C’est l’une des plus importantes réformes migratoires de l’Union européenne depuis près de dix ans.
À partir d’aujourd’hui, le Pacte européen sur la migration et l’asile commence à entrer progressivement en application dans les 27 États membres. Son objectif : mieux contrôler les frontières extérieures de l’Union, accélérer certaines procédures d’asile et répartir davantage la charge migratoire entre les pays européens.
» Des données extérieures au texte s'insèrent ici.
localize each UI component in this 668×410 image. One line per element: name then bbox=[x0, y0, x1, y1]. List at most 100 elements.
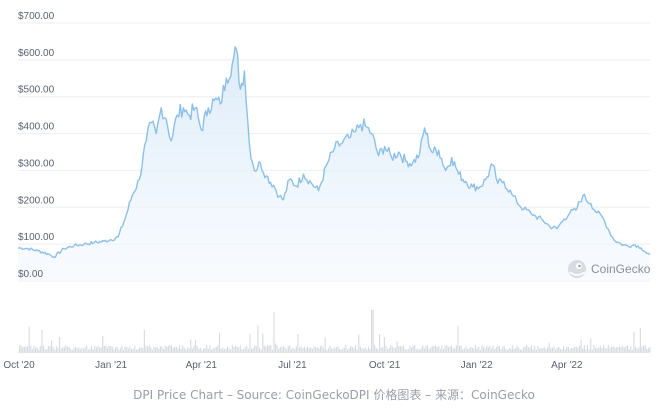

Mais derrière les textes juridiques, une question agite déjà le débat public :
L’Europe durcit-elle sa politique migratoire ou tente-t-elle simplement de mieux l’organiser ?
Des contrôles renforcés dès l’arrivée
Premier changement majeur : les personnes arrivant irrégulièrement aux frontières de l’Union européenne feront l’objet d’un enregistrement beaucoup plus complet.
Les autorités pourront collecter :
- les empreintes digitales ;
- les photographies ;
- les données d’identité ;
- certaines informations biométriques.
L’objectif est d’éviter qu’un migrant puisse déposer plusieurs demandes d’asile dans différents pays européens sous des identités différentes.
Des demandes d’asile traitées plus vite
Autre nouveauté importante : certaines demandes d’asile considérées comme ayant peu de chances d’aboutir pourront être examinées directement à la frontière.
Ces procédures accélérées pourront durer jusqu’à 12 semaines.
L’Union européenne souhaite ainsi éviter que des personnes restent plusieurs années sur le territoire européen avant d’obtenir une réponse définitive.
Pour les défenseurs de la réforme, cela permettra de désengorger les systèmes d’asile.
Pour ses opposants, le risque est de réduire les garanties offertes aux demandeurs.
Le point qui fait le plus débat : les 20.000 euros
C’est probablement la mesure la plus commentée.
Les États membres devront désormais participer à l’effort de solidarité européenne.
Concrètement, un pays pourra :
- accueillir une partie des demandeurs d’asile ;
- ou verser une contribution d’environ 20.000 euros par migrant non accueilli aux pays en première ligne comme l’Italie, la Grèce, l’Espagne ou Malte.
Cette disposition vise à répondre à une critique récurrente de Rome et d’Athènes, qui estiment supporter une part disproportionnée de la pression migratoire.
Le vrai sujet : la fin du système actuel ?
Depuis la crise migratoire de 2015, l’Europe peine à trouver un équilibre.
Les pays du sud reprochent aux autres États de ne pas partager suffisamment l’effort d’accueil.
À l’inverse, plusieurs pays d’Europe centrale refusent depuis des années toute forme de quotas obligatoires.
Le nouveau pacte représente donc un compromis politique inédit entre ces deux visions.
Un mécanisme spécial en cas de crise
L’Union européenne se dote également d’un outil d’urgence.
En cas d’afflux massif de migrants ou de situation exceptionnelle, Bruxelles pourra déclencher un mécanisme permettant aux États membres de renforcer rapidement leur coopération.
L’objectif est d’éviter les situations chaotiques observées lors de certaines crises migratoires passées.
Les “hubs de retour”, la mesure la plus sensible
Autre évolution très discutée : l’Union ouvre la voie à des centres de retour situés hors du territoire européen.
Ces structures pourraient accueillir des personnes déboutées du droit d’asile avant leur renvoi vers leur pays d’origine.
Les partisans de cette mesure estiment qu’elle permettra d’accélérer les expulsions.
Les ONG et associations de défense des droits humains craignent au contraire des atteintes aux droits fondamentaux des migrants.
Une réforme qui ne mettra pas tout le monde d’accord
Pour ses défenseurs, ce pacte représente enfin une réponse commune à un défi européen.
Pour ses détracteurs, il s’agit soit d’un durcissement excessif de la politique migratoire, soit d’une réforme encore insuffisante pour réduire les flux migratoires.
Une chose est certaine : ses effets seront observés de près dans les prochains mois.
Les 3 choses à retenir
- L’Union européenne renforce les contrôles aux frontières avec un enregistrement systématique des migrants.
- Certaines demandes d’asile pourront être traitées en procédure accélérée directement à la frontière.
- Les pays refusant d’accueillir des demandeurs d’asile devront contribuer financièrement à hauteur d’environ 20.000 € par migrant.